Is Inconel® 625 the same as Nickel 625?
The answer, not surprisingly, is yes and no. The chemistry, mechanical properties, and range of uses are within the same standards of quality, but Inconel® is a trademark that can only be used by one mill-Special Metals Corporation.
There's still some confusion among buyers, engineers, and machinists when it comes to superalloy grades. Why does the print say Inconel® 600 and the mill test reports refer to it as Nickel 600 or "ATI"® 600? Can one be substituted for the other? The answer to this is a definite yes. ASTM and AMS specifications guide the manufacturing of these high performance alloys. Reputable mills make absolute sure that the material they produce meets these strict standards. What's important in the name is not what comes before the alloy number, but the alloy number itself.
Why the Names?
Most of the high temp alloys were formulated after 1940 to support the high demands of aerospace engines. Jets needed to become more powerful, reliable, and durable. This required machined metal parts that surpassed the current technology. The nickel superalloys were developed to stand up to high pressure, highly corrosive, and high kinetic energy uses. The mills that developed these alloys trademarked them when granted their patents. Those trademarked names are still commonly used today, even though the patents have long expired.
Confusion and concessions
Your print might still say Inconel® and not Nickel. Airplanes last a long time. The end user can be slow to change the language used to purchase accepted components. Alloys can be referred to by the old trademarks out of habit.
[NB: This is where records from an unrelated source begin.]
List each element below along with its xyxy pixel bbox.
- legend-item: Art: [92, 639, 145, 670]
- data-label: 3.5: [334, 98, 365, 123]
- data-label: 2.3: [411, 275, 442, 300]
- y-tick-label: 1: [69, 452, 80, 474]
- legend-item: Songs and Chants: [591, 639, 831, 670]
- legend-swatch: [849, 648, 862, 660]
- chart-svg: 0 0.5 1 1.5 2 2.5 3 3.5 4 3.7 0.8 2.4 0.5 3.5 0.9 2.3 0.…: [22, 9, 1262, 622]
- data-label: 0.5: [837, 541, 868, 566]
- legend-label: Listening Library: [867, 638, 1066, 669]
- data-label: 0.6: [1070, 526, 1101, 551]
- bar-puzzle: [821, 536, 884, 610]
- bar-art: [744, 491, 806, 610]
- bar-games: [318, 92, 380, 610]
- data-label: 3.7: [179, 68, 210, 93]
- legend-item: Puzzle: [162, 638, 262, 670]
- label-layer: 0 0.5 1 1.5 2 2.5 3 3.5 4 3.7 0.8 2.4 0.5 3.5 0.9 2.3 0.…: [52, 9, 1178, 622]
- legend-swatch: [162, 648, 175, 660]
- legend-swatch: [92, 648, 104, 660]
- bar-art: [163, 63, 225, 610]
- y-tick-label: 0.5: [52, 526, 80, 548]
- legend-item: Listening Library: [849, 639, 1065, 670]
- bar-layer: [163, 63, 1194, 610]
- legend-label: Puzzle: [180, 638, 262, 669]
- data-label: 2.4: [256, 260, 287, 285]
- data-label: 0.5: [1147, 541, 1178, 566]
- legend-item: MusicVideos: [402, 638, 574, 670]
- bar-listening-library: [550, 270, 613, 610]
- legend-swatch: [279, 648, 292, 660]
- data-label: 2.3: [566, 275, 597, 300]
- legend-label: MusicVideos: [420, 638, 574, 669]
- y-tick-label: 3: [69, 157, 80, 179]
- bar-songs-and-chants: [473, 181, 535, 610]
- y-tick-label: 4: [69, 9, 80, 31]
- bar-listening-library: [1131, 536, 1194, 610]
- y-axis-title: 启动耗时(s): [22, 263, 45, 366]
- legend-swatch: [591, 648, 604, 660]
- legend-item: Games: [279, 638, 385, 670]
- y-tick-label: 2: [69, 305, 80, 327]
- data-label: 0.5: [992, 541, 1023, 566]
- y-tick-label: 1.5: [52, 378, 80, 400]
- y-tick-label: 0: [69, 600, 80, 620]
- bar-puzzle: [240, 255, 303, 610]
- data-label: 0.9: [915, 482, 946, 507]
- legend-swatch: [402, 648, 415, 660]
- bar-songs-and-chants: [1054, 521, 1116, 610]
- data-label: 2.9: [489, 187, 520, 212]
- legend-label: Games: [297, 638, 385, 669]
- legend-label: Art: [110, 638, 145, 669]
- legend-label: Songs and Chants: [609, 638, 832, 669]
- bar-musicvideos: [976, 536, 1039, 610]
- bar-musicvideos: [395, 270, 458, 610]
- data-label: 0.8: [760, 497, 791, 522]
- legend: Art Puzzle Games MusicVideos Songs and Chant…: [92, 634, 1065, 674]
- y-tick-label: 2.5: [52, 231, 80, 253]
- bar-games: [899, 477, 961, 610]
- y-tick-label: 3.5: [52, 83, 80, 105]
All that can cause a problem, especially in Department of Defense contracts. The DOD contractor will often have to get a customer concession on the alloy name. For example, Inconel® 625, by that trademark, is not available in the metal distribution network. The name is currently owned by Special Metals Corporation, and they will only produce the alloy as a mill run quantity of 2000 lbs minimum. If you need less than that, like most machine shops we deal with do, you have to buy from a metal distribution center. We may or may not buy the product from Special Metals. More often than not material comes from a mill like Allegheny or Allvac. The same holds true for the Hastelloy® trademarks owned by Haynes International.
Vincent, and most other distributors, quote to generic names like "Nickel 400" instead of "Monel® 400", or "Alloy C-276" instead of "Hastelloy® C-276". We do this because the patents are no longer in effect on these high performance nickel alloys. We might be stocking nickel alloy rod made by any one of the high quality, tightly controlled DFARS-compliant mills that roll equally good product.
What really matters is that the material in the supply chain, the material that goes into products that have a huge impact on all our lives, are made to the highest standards of quality. And that they are mill tested and certified to accepted internationally recognized specifications.